Стриганов тоже садился. Усмехнувшись, он посмотрел на низко висящую электрическую лампочку, отстранил ее рукой, но табуретку отодвинуть не решился. Еще раз усмехнувшись, он сел, положив ногу на ногу и только тогда спокойно, уверенно огляделся. Увидев стоящую возле печки Юлию Борисовну, Стриганов приподнял бровь, подумав, кивнул ей головой. На Качушина поп-расстрига не посмотрел совсем.
– Ну, вот и сел! – сказал он. – Тепло, светло, тихо.
Дикое, цыганское, степное наплывало на лицо Стриганова. Вот он грозно выставил волнистую бородку, сжал длинные иезуитские губы, и показалось, что в комнате слышен конский храп и свист бича; пошевеливала звездами темная разбойничья ночь, полная запаха полыни и костров. Разгульем, ветром в лицо веяло от глаз Стриганова, смелых до отчаянности. Бледнела, сухо натягивалась кожа на его таком же выпуклом, как у Анискина, лбу.
– Допрашивайте! – сказал Стриганов. – Я сегодня веселый, разговорчивый…
Юлия Борисовна и Качушин, притаившись, молчали. Всей спиной вжалась в печку капитан милиции, сделавшаяся вдруг маленькой, тоненькой, по-женски беззащитной; осторожно дышал в своем углу Качушин, тоже ставший вдруг неприметным, юным, незначительным. Одно и то же чувство испытывали Юлия Борисовна и Качушин: что значили отпечатки пальцев на пустой бутылке от рислинга перед тем, что видели они? Чего могло стоить медное колечко от ножа перед тем, что жило на пяти метрах, разделяющих Анискина и Стриганова? Только смерть Степана Мурзина, березы над кладбищенской оградой да звезды на шелковом небе могли стоять вровень с тем, что происходило на пяти метрах! О жизни и смерти, о человеке, живущем на теплой и круглой Земле, молчали пять метров, разделяющие Анискина и Стриганова.

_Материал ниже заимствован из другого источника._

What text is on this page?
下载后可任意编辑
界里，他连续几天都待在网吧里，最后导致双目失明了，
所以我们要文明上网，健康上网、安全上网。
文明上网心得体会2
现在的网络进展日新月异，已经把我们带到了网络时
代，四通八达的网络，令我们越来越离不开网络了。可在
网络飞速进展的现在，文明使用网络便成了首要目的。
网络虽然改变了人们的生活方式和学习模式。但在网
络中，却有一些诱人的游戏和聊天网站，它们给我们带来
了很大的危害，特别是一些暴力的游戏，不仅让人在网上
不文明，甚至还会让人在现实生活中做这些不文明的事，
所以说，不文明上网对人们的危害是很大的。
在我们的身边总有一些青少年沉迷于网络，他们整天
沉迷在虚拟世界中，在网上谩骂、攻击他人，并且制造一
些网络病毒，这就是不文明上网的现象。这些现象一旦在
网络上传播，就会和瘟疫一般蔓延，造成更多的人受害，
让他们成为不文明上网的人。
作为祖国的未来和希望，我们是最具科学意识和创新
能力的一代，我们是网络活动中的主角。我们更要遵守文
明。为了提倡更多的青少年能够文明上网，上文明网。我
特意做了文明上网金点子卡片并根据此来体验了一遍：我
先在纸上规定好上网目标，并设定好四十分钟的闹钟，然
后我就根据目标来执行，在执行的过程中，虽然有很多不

Шестьдесят три года было участковому Анискину, пятьдесят семь – Стриганову; десять лет лежала на кладбищенском взгорке их мать, по разные стороны жизни погибли их отцы. Революции и войны, счастливые весны и несчастные зимы, крик рождающихся детей и стоны умирающих родственников, меняющие русла реки и удушливый бред болезней – все лежало на пяти метрах молчания братьев.
Только жизнь и смерть могли стоять вровень с тем, что зрело, прорывалось в серых глазах Анискина. Просто и тихо, естественно и мудро он посмотрел на брата и сказал:
– Из-за меня погиб Степан Мурзин! Он потому неживой, что я в тот вечер ему навстречу не пошел. А это содеялось оттого, Василий, что я на тебя похожий…
Анискин был медленный, мудрый, простой. Он не жаловался, не просил сочувствия, ни к кому, кроме себя, не обращался. Только с самим собой разговаривал участковый, и разговор этот был похож окончательностью на приговор, словно Анискин вершил над собой суд.
– Я потому в тайгу не пошел, – медленно продолжил участковый, – что свою родную дочь до болезни довел. Я выгнал Степанова. Я ведь тем на тебя, Василий, похожий, что для меня земли, кроме деревенской, нет. Вся земля у меня клином на деревне сошлась.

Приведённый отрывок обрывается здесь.